West Passerrello also recommends setting reminders to eat, like a sticky note on your computer.
“A lot of times people working from home also skip lunch even though there’s a whole kitchen and refrigerator right there,” she says.
Easy healthy lunch ideas
You don’t have to pack a complicated, Instagram-worthy meal to get in your nutrients at lunchtime. Work your way through MyPlate’s four plate categories: fruit, vegetables, protein and grains and add some dairy on the side.
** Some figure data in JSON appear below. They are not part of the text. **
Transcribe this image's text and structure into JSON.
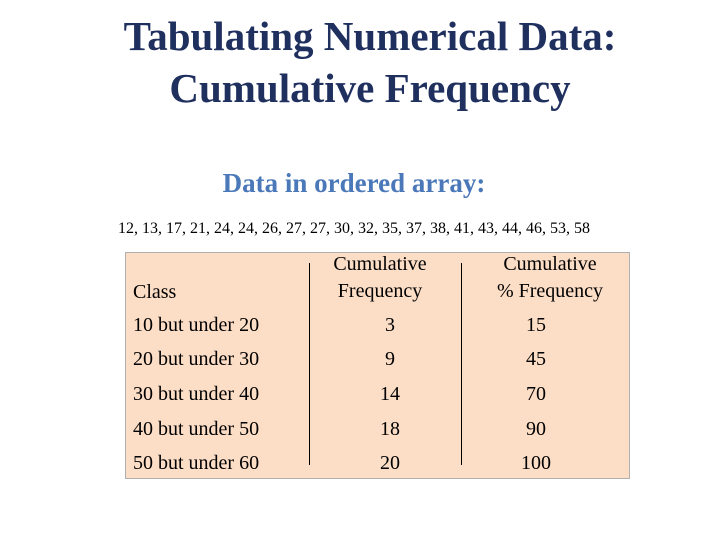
{
  "title": {
    "line1": "Tabulating Numerical Data:",
    "line2": "Cumulative Frequency"
  },
  "subtitle": "Data in ordered array:",
  "ordered_array": "12, 13, 17, 21, 24, 24, 26, 27, 27, 30, 32, 35, 37, 38, 41, 43, 44, 46, 53, 58",
  "table": {
    "headers": {
      "class": "Class",
      "cum_freq_line1": "Cumulative",
      "cum_freq_line2": "Frequency",
      "cum_pct_line1": "Cumulative",
      "cum_pct_line2": "% Frequency"
    },
    "rows": [
      {
        "class": "10 but under 20",
        "cum_freq": "3",
        "cum_pct": "15"
      },
      {
        "class": "20 but under 30",
        "cum_freq": "9",
        "cum_pct": "45"
      },
      {
        "class": "30 but under 40",
        "cum_freq": "14",
        "cum_pct": "70"
      },
      {
        "class": "40 but under 50",
        "cum_freq": "18",
        "cum_pct": "90"
      },
      {
        "class": "50 but under 60",
        "cum_freq": "20",
        "cum_pct": "100"
      }
    ]
  },
  "colors": {
    "title": "#1f2f5e",
    "subtitle": "#4a78b8",
    "table_background": "#fcddc6"
  }
}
For protein and grains, you could go with the classic peanut butter (or sun butter) and jelly or another deli meat sandwich – bonus points if you can sneak in veggies. If you’re sick of sandwiches, try cheese and crackers, make a deli charcuterie (grown-up Lunchables, anyone?), or make an on-the-go pepperoni pizza. Check out the recipe for that lunch idea and more here. Or you could go with West Passerrello’s favorite, salad jars, which encompass all of the MyPlate elements in one meal-prepped container.
For the fruit and vegetable portion, a few of your favorite pieces from the produce drawer will do. If you aren’t able to refrigerate them, West Passerrello recommends dried fruit or veggies, shelf-stable fruit cups or veggie straws or chips, as long as they’re made of vegetables.